The videotape equipment is also being used to make training programs. TV Station WflYY, Channel 12 in Philadelphia, has made a half hour available to the fire department at 6:30 p.m. every Monday, Wednesday and Friday.
Fire Commissioner James J. McCarey inaugurated this series on October 7 in a program aimed at the public which stressed the importance of fire prevention. McCarey outlined Philadelphia’s Year Round Fire Prevention effort (FIRE ENGINEERING, August 1968) and how this activity culminated in the Fire Prevention Week displays, parades, banquets, etc., and he invited the listening audience to visit their nearest fire station during this week.
On October 13, the first training session telecast was on forcible entry, produced at the Fire Training College under the direction of Deputy Chief James Farrell and Lieutenants Theodore Domzalski, Edward Ryan, James Barron, and Anthony DiPasquale. Other training tapes produced for future telecasts cover ventilation, hose care and maintenance, hose streams, ladder practices, special equipment, and special apparatus. Captain Calvert Krutsinger, of the fire prevention division and a former instructor at the Fire College, is the “voice of the Philadelphia Fire Department” for these programs.
Many suburban companies in the Philadelphia area have expressed an interest in these programs and have urged their members to watch them in their homes.
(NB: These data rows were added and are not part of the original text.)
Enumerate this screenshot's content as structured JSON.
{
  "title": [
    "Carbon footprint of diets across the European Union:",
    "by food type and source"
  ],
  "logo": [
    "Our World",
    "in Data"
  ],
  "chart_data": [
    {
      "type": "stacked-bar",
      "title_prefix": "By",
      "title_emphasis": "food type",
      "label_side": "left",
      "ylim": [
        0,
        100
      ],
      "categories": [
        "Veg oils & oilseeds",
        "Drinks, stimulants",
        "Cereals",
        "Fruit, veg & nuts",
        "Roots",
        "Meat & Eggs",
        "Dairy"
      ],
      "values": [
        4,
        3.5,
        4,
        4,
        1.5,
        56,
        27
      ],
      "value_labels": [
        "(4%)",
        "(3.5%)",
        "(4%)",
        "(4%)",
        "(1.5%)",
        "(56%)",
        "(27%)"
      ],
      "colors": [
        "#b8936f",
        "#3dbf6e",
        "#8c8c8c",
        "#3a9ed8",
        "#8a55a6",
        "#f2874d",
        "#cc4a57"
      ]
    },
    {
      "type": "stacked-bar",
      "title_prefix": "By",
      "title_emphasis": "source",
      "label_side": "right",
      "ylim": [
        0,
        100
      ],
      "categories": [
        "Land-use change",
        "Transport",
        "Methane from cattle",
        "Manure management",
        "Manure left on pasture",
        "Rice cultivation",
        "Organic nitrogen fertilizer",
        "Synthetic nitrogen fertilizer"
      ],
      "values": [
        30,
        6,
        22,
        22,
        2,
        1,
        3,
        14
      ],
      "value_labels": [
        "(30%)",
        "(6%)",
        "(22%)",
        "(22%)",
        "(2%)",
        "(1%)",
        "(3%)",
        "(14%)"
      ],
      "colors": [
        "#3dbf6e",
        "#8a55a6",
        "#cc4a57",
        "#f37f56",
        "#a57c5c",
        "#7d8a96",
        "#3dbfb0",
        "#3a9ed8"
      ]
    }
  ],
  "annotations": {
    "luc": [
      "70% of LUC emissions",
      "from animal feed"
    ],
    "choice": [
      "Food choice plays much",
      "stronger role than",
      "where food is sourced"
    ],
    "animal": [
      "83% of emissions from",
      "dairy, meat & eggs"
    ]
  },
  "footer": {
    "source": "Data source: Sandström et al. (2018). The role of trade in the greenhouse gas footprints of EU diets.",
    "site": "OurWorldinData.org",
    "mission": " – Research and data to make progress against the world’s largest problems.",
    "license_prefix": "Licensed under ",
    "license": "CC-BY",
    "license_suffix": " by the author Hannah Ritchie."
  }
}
As an extension of its radio and TV advances, the Philadelphia Fire Department is entering the computer world. The department’s computer committee, under the direction of Deputy Chief James Skala, includes Battalion Chiefs John Hicks and Harry Knorr, Captains James McDevitt and Bernard O’Connor, and Lieutenants George Pecknoe and Dennis Camp. These officers are gaining experience in running an accident prevention program.
Accident data on cards
All accident reports go to Deputy Chief John Hammes in charge of safety. Hammes sends the reports to the computer committee, which puts the data on keypunch cards. These cards are stored for a monthly readout report and for compilation of the quarterly and annual reports.
The committee is working with programmers to computerize all information relative to fire boxes. This will be known as a “fire information center.” Each box will be indexed for data about the height, depth, age and contents of buildings, as well as facts on hydrants, water supply, standpipes, sprinklers, elevators—all the information gained by firemen and recorded on the vital building information form during the block check program.
Information bank planned
It is also planned to have an information bank on chemicals, gases, oils, flammable liquids, hazardous materials, etc. At a major fire or upon request from an officer in charge, the necessary information would be relayed from the center.
Philadelphia has updated its communication system to a point where the department believes it to be equal to any in the country today, and the department is looking to improvements through more extensive use of computers.